A respeito do financiamento em saúde, segundo ressaltou Aluísio, em nosso país, ele “margeia o ridículo. Portanto, essa é uma discussão que deve ser enfrentada sempre. Em muitos lugares, a questão do financiamento vem se manifestando como um investimento em algum modelo em que existe certa dualidade entre a prática assistencialista, trabalhando a noção de pobres, e a ideia de uma oferta de serviços, que aquece o mercado consumidor de saúde. A concepção de fetiche do produto saúde construído como uma imagem de cidadania de consumo. Ou seja, um panorama crítico, pois as pessoas vislumbram em sua conquista de cidadania o consumo de bens em que a saúde também é um desses itens. E as políticas de atenção à saúde, principalmente a expansão da atenção básica, às vezes, se confundem com essa discussão de popularização do acesso aos bens da saúde. Então, essa perspectiva não pode ser esquecida quando discutimos o papel da atenção primária”, considerou Aluísio.
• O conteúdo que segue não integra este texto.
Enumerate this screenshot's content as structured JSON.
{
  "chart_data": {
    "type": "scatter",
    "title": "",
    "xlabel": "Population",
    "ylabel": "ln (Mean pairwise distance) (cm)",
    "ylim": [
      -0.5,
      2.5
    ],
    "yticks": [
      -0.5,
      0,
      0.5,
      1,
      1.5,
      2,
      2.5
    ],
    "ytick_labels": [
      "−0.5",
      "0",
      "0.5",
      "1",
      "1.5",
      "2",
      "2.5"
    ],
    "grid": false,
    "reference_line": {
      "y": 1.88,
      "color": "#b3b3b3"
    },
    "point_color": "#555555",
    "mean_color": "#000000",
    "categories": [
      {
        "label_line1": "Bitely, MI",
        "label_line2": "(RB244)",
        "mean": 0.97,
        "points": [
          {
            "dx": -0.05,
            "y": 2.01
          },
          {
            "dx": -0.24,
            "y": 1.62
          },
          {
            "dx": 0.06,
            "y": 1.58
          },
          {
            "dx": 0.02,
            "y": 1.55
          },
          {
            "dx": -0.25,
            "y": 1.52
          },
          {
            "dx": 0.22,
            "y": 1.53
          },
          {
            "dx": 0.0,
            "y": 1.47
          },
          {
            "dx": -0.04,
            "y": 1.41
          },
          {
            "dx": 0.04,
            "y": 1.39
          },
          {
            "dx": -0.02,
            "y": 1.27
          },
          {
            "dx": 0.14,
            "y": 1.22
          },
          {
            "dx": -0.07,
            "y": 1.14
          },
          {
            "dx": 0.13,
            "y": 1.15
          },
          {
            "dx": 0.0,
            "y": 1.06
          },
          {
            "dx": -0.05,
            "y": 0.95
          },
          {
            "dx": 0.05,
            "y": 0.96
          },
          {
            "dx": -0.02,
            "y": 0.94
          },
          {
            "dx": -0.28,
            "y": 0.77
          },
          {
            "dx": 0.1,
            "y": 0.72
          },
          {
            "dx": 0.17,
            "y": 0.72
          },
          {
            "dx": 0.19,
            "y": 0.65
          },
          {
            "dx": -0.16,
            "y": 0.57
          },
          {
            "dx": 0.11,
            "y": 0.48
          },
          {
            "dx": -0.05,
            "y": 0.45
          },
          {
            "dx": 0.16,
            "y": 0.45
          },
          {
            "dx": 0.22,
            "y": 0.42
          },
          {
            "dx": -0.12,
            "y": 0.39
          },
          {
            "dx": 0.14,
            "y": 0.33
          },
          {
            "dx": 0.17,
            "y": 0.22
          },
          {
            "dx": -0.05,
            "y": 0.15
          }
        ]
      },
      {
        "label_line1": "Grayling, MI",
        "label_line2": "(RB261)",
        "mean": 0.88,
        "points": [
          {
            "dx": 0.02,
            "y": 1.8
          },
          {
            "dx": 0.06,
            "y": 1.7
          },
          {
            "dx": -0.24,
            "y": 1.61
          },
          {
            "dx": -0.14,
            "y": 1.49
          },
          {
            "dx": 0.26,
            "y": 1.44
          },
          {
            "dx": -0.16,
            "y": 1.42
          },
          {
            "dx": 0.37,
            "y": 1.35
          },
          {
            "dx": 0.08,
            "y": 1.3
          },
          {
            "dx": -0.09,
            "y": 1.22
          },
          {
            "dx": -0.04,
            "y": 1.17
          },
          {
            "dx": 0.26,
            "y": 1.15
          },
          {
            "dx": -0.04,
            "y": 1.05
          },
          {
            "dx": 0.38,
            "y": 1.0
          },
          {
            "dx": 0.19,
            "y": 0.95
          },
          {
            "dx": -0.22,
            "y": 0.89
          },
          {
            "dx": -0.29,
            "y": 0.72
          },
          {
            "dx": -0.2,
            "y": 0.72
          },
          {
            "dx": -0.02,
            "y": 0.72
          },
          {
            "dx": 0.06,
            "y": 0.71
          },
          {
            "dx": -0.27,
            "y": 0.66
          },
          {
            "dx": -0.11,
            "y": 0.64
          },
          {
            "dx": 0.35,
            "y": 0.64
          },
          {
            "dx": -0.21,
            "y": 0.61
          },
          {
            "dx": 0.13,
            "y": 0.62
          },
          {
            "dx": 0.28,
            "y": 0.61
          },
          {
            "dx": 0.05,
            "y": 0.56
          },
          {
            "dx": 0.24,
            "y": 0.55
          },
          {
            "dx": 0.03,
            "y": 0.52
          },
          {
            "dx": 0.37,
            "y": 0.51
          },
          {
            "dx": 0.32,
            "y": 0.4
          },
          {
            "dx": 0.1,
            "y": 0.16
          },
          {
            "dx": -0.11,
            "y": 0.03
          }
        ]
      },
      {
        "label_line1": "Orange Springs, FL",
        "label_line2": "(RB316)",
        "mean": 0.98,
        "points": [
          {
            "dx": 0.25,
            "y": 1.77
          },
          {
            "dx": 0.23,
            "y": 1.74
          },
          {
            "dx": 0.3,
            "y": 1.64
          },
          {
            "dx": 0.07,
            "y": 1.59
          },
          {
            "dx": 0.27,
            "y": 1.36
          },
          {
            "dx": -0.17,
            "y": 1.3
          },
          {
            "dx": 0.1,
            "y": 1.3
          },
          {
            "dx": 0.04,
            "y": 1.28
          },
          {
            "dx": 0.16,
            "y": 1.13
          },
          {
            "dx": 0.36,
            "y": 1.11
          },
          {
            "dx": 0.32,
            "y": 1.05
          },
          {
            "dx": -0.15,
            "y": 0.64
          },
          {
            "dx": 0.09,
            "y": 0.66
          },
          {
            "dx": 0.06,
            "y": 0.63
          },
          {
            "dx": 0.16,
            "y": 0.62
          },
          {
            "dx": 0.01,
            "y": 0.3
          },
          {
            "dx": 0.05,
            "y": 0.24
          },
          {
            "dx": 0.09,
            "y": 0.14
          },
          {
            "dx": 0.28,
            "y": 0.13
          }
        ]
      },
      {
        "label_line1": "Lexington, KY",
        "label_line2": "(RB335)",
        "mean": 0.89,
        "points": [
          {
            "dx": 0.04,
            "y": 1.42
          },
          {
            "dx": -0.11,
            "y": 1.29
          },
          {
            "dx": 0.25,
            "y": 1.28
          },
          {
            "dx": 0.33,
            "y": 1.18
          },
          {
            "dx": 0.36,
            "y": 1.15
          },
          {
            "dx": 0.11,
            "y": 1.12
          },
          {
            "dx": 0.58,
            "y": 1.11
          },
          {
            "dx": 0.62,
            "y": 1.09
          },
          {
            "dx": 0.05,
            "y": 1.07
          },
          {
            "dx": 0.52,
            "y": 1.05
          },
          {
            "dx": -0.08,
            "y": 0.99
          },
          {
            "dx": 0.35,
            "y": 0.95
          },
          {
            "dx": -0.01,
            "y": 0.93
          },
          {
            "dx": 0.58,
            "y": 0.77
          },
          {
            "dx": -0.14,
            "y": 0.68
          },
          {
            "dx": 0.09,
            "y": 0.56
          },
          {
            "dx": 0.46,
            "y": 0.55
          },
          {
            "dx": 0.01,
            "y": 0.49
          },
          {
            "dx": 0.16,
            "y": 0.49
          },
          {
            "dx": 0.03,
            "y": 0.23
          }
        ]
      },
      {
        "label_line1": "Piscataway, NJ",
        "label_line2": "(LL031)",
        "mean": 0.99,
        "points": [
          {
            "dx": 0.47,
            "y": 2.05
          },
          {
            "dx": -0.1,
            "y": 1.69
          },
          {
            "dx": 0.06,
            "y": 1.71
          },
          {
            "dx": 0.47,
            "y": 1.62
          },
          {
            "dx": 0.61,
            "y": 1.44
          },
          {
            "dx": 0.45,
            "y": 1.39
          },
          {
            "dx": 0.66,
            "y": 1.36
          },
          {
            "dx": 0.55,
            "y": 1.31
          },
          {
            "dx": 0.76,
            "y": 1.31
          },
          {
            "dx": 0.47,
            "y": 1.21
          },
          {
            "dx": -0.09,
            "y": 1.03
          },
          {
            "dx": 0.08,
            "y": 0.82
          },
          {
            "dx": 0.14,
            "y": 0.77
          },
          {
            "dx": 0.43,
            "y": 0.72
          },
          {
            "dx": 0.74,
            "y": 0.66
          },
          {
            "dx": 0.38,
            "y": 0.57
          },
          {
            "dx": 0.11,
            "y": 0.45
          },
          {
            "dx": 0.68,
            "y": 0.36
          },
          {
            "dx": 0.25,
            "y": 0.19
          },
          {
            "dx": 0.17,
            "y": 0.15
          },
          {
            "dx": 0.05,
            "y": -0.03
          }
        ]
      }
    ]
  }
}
Já sobre o ponto de vista do processo de trabalho, Aluísio comentou que atualmente se trabalha a questão de romper com o modelo biomédico clássico no sentido da ampliação da clínica. “Não falo sobre o conceito de Clínica Ampliada, mas sim do aspecto genérico, que é a ideia de uma clínica que possa ter aportes de outros tipos de conhecimento e a capacidade de ver indivíduos na sua subjetividade, no seu contexto e isso refletir as intervenções. Sem ela é impossível se efetivar mudanças dentro do sistema, porque assim reproduziremos em escala industrial o modelo biomédico. Atualmente, há um certo privilégio de dotar o nível primário de um adensamento tecnológico para as internações. A ideia de um nível primário resolutivo é bastante interessante, visto que ela lida com situações crônicas, convive com a violência, entre outros. Ou seja, é uma atenção primária que enfrenta problemas muito complexo e que uma abordagem simples pode não são tão bem-sucedida”, ressaltou.